The gluts, hip rotators, and hamstrings are also very important to tone and stretch. These muscle groups are very stabilizing for the pelvis for they are the muscles that keep our legs together. Because of the hormone relaxin that is produced during pregnancy, the ligaments holding the pelvis together may be loose or separated. Focusing on these areas can also stabilize the pelvis. It is very important to work the legs together during pregnancy to guarantee a safe position of the pelvis. If you are working one leg at a time, it is important to stabilize one leg as the other one moves. Unfortunately this creates an issue for those of us who like to bike, swim, run, dance, and do aerobics. There are many schools of thought and many doctors do tell their patients that if they were doing the exercise prior to pregnancy than they may continue, however risking the chance of the front of the pelvis becoming loose or separated in my opinion is just not worth it.

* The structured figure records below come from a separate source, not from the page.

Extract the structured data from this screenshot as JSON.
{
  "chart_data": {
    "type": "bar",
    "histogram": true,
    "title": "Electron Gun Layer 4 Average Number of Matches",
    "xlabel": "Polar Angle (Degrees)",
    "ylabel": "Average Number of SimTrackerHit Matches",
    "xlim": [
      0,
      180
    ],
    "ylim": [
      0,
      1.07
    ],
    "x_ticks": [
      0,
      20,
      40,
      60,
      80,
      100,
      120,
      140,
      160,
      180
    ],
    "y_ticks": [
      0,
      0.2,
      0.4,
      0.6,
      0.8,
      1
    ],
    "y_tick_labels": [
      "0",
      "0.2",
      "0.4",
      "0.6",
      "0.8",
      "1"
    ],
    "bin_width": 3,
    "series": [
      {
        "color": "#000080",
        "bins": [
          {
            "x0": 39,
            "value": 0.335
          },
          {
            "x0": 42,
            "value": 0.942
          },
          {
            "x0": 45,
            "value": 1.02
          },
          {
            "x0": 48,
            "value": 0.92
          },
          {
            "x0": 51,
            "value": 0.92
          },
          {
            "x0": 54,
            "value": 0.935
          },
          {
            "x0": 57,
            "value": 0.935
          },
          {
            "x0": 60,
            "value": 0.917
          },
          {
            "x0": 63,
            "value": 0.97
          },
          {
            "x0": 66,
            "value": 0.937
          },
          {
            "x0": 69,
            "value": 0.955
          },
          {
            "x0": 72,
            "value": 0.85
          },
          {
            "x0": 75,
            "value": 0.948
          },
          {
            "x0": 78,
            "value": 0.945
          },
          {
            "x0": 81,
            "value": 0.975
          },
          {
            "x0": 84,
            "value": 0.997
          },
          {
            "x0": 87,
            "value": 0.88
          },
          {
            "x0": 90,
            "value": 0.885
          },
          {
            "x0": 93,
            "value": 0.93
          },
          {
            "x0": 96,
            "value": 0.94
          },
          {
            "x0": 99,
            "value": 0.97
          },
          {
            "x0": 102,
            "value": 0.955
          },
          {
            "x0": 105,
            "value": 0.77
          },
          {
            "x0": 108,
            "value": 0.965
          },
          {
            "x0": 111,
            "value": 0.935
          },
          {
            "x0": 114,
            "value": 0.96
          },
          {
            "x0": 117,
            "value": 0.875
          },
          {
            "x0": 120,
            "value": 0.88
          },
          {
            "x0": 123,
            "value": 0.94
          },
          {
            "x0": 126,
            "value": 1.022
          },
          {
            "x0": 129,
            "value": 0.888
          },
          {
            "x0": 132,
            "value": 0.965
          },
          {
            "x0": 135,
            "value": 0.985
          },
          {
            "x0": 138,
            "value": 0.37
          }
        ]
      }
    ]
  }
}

As I have stated in previous posts, the abdominals are also an area of the body that needs to be toned and strengthened in a balanced fashion. Over working the abdominals while pregnant is just not smart. Finding a balance between stretch and toning the abdominals is the best way to keep the integrity of the abdominal muscles without creating imbalances in the body. Also, doing abdominal crunches in the traditional format while lying on your back is equally not worth the risk. More and more women today risk the chance of developing a diastasis-recti which is a splitting or parting of the recti muscles.

When I originally learned this material I thought to myself "if only more women knew this information prior to getting pregnant, a lot of misfortune during childbirth could possibly be prevented!" So, this is why I continue to keep writing, keep learning, and reach out to the mommies out there!